Fica nítido, a partir do referido encontro, que as razões para não conseguir criar algo novo estão intimamente relacionadas a uma crise de identidade, uma espécie de vazio sobre quem a protagonista de fato é, enquanto vive com a avó e possui poucas memórias de seus pais. Uma simples tarefa sobre a autoexpressão – e um pouco do abuso de seu professor em força-la a “fazer algo que venha do fundo do coração”, torna-se, assim, uma oportunidade de investigar o passado por meio da própria mente, em uma viagem interdimensional surrealista na qual a realidade e a fantasia, em tese, se misturam enquanto verdades vêm à tona.
Em teoria, esse seria o plano da dupla de roteiristas e diretores Deanna Milligan e Ramsey Fendall, enquanto alternam entre a estética dos anos 70, 80 e 90 para explorar memórias e o funcionamento da mente de sua protagonista. No entanto, como se não bastasse a ideia batida, a construção da personalidade de Mia já é plano um empecilho para que a jornada funcione. Apesar das lacunas e dúvidas que possui, trata-se de uma personagem cujo roteiro pouco se esforça para nos afeiçoarmos com, na medida em que seu egoísmo para com os outros, e a falta de autenticidade em sua personalidade acabam por torna-la, na verdade, uma protagonista desinteressante – justificando, inclusive, sua mediocridade enquanto artista -, ainda que a atuação de Georgia Acken busque, sem sucesso, por uma conexão para com o espectador, que o filme como um todo é incapaz de atingir.

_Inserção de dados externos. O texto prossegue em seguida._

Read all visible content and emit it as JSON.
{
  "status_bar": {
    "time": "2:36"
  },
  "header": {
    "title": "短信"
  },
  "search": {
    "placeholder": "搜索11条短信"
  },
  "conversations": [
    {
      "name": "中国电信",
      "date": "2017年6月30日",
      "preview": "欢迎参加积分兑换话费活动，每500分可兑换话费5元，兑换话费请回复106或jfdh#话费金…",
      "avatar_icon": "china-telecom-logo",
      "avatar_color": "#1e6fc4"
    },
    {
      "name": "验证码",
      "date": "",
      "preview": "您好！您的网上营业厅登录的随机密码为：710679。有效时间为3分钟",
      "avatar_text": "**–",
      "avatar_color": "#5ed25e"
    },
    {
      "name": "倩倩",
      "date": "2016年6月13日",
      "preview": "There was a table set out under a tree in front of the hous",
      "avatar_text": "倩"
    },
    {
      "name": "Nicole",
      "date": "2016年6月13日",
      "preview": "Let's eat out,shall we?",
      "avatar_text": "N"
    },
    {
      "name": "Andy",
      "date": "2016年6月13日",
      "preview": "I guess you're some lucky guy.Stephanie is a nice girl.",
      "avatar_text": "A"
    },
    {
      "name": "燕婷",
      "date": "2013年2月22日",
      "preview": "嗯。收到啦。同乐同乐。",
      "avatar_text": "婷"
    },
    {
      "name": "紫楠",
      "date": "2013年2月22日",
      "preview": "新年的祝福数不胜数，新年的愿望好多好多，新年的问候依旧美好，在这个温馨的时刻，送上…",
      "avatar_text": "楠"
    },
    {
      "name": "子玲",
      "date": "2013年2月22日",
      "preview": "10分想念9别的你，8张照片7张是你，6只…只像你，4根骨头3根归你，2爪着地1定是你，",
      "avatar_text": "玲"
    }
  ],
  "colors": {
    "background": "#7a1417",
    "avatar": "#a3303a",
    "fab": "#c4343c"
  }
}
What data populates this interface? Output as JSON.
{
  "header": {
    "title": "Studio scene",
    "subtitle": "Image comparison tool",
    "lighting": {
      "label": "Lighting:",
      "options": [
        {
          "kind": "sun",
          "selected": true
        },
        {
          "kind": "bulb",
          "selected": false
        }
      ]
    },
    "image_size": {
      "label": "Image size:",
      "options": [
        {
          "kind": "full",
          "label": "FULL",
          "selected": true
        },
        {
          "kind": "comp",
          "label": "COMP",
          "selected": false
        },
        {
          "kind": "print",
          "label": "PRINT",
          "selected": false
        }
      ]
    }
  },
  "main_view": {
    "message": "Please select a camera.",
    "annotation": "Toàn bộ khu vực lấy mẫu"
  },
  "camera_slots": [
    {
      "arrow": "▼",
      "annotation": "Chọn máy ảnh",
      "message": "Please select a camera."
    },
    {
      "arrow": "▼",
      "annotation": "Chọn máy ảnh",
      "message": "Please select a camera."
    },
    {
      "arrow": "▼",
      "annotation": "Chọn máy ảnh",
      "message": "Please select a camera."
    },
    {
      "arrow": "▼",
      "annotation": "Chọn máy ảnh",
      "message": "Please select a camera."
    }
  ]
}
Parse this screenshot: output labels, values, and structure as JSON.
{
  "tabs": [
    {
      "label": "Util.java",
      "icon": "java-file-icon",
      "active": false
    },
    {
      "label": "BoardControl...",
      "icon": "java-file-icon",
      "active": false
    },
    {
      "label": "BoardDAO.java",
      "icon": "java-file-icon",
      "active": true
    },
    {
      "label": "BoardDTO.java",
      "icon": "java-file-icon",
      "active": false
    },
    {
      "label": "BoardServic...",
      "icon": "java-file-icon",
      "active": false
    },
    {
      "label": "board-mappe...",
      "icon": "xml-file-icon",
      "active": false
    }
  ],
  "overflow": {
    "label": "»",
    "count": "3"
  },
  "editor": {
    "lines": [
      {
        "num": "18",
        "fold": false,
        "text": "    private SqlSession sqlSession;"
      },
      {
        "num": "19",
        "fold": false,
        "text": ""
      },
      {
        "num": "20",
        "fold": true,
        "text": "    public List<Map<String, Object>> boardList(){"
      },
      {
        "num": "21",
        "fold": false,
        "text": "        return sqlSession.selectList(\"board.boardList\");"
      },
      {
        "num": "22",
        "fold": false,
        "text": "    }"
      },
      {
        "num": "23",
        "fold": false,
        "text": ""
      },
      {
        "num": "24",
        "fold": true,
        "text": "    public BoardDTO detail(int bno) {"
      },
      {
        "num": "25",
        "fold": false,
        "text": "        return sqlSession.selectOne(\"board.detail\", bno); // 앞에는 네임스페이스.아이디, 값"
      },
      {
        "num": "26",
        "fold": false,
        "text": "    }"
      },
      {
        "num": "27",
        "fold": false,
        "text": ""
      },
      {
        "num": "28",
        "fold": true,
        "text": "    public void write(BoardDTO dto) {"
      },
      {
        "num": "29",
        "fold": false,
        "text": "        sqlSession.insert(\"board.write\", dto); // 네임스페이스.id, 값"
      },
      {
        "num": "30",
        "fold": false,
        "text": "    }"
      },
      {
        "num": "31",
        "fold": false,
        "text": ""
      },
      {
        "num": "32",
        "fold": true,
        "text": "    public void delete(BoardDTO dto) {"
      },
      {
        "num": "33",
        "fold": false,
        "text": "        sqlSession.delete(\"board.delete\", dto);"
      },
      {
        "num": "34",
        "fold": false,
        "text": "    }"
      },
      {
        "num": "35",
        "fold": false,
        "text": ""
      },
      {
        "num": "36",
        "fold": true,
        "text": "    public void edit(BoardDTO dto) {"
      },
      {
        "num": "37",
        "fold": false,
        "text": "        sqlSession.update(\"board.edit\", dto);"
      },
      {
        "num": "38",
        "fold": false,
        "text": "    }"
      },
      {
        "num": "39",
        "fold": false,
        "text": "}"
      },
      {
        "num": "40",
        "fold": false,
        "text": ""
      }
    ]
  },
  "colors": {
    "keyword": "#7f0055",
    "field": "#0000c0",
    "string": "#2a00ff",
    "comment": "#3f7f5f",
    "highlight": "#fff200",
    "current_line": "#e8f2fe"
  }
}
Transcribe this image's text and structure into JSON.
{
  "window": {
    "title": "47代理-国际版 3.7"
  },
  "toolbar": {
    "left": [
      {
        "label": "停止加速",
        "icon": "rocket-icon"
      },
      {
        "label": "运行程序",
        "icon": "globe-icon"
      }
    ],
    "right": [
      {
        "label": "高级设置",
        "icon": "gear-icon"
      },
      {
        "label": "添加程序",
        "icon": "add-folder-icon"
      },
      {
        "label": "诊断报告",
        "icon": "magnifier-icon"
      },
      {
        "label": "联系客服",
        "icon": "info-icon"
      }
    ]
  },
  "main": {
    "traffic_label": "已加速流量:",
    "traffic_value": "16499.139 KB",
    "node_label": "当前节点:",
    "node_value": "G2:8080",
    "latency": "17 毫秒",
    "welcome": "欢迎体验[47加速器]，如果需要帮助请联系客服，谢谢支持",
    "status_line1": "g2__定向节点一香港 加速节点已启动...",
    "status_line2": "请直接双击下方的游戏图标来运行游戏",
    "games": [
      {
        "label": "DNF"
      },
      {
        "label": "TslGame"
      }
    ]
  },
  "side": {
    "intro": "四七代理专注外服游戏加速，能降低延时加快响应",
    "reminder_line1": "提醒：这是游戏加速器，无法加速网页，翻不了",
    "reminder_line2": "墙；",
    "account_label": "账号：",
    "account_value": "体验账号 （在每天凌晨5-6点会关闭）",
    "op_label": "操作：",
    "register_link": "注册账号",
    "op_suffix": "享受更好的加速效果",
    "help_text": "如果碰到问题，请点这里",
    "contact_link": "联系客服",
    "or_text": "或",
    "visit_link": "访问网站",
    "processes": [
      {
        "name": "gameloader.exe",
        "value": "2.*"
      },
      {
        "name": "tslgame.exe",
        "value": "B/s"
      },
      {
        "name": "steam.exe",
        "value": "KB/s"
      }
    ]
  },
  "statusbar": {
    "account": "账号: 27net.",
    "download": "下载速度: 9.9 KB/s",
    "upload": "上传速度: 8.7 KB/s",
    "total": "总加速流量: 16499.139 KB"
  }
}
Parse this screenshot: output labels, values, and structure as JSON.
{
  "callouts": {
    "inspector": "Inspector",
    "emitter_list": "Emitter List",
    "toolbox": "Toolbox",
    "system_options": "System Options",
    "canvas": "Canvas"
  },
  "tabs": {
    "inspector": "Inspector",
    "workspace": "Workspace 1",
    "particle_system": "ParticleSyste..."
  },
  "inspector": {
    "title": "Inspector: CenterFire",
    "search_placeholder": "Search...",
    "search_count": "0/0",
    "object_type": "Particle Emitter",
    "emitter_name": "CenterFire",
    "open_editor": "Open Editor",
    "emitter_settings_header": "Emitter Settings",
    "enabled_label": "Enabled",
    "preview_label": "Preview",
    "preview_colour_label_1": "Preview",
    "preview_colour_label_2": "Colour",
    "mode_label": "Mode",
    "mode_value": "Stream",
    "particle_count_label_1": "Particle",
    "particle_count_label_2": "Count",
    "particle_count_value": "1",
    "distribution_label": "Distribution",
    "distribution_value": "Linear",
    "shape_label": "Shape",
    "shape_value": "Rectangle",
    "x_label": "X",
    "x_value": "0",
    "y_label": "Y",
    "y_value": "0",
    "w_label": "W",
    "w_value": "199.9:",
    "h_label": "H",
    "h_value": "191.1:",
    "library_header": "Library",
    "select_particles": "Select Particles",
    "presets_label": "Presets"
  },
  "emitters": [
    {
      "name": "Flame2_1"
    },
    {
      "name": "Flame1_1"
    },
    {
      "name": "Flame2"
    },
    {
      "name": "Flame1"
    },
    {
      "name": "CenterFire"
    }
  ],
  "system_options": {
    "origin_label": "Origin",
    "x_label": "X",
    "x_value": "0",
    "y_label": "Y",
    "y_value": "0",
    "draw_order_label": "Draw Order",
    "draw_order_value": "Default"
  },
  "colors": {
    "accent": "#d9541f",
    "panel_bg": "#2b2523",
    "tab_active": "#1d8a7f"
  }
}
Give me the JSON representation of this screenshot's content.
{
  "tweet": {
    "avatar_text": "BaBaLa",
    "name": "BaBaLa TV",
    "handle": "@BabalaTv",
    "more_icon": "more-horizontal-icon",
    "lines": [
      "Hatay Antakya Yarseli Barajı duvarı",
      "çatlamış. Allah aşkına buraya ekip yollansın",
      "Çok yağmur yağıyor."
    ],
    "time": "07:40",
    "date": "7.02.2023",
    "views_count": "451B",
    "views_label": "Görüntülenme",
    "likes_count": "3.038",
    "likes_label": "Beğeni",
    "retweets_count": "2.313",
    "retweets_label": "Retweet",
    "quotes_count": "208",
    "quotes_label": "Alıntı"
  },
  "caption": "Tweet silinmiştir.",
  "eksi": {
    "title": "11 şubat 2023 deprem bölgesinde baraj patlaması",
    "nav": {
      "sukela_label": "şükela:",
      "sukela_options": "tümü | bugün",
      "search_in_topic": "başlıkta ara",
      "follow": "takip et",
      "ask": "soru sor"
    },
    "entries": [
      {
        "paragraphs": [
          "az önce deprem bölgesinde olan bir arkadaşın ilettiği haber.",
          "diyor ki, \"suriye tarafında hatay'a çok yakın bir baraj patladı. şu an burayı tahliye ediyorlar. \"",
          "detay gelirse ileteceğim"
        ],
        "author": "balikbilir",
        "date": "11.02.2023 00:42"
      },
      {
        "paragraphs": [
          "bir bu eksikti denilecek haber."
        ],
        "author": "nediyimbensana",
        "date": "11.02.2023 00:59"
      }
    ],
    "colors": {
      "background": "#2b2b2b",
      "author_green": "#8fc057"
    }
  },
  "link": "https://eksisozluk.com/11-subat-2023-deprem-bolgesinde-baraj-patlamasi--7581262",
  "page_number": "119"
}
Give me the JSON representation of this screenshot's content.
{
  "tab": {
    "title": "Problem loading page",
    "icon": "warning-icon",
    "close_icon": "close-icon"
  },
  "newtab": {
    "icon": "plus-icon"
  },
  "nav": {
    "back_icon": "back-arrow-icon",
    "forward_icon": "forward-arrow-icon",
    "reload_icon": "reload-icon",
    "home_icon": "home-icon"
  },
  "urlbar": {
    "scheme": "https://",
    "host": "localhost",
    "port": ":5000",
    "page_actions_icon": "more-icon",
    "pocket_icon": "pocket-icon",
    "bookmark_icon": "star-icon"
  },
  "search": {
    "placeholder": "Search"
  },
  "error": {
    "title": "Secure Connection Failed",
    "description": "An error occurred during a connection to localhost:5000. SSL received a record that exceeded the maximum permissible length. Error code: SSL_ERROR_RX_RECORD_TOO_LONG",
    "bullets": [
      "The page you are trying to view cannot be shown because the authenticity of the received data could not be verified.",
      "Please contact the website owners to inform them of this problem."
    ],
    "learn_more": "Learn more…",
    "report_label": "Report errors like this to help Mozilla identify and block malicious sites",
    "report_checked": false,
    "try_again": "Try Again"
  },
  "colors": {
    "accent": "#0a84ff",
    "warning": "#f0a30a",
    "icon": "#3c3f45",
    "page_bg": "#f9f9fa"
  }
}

É até curioso que em dado momento de Lucid o professor de Mia critica sua arte por ser “clichê demais”, e por ela, durante uma performance do que seria uma espécie de autorretrato, momentos antes, ter perdido o controle do próprio corpo. Pois chega a ser irônico que precisamente algo parecido tenha acontecido também ao longo da produção. Se não bastasse uma protagonista pouco aproveitada e até desinteressante, o longa perde a oportunidade de explorar o surrealismo e essa suposta outra dimensão da psique apostando, durante todo o tempo, em exercícios de montagem experimentais que, apesar de bizarros, pouco realmente tem a dizer, e se estendem por quase duas horas de duração. Toda essa viagem na mente da personagem torna-se pouco clara até os momentos finais, quando a verdade revelada não poderia vir à tona de maneira mais genérica – e a montagem parece perder qualquer traço da autenticidade que tenta imprimir aqui -, superficial e pouco surpreendente quanto a solução encontrada, já vista em tantas outras obras.
Assim, é decepcionante pensar que Lucid poderia trilhar um caminho introspectivo, justamente na base dos sonhos lúcidos, no controle do inconsciente, e na descoberta do trauma, mas escolhe recorrer a elementos de montagem genéricos, muito estranhos em frente à câmera, mas sem tanto significado por detrás dela, senão pela estética, que parece ter sido a principal preocupação aqui. Por vezes, lembra até de outros filmes que trabalham a depressão e mesmo o bloqueio criativo de maneiras semelhantes, porém mais eficazes, como Bliss, de Joe Begos; Anticristo, de Lars von Trier; ou I Saw the TV Glow, de Jane Schoenbrun, que até podem ter servido de inspiração, mas cujo resultado não encontra espaço para ficar ao lado deles.
Avaliação: 2/5
Lucid (Idem, 2025)
Direção: Deanna Milligan e Ramsey Fendall
Roteiro: Deanna Milligan e Ramsey Fendall
Gênero: Terror, Drama, Thriller
Origem: Canadá
Duração: 109 minutos (1h49)
29º Fantasia Film Festival (Septentrion Shadows)
Sinopse: Quando uma estudante de arte dos anos 1990 usa um elixir para sonhos lúcidos a fim de superar seus bloqueios criativos, ela abre um portal para outro mundo, embarcando em uma jornada surreal para descobrir sua própria voz artística e resolver traumas do passado.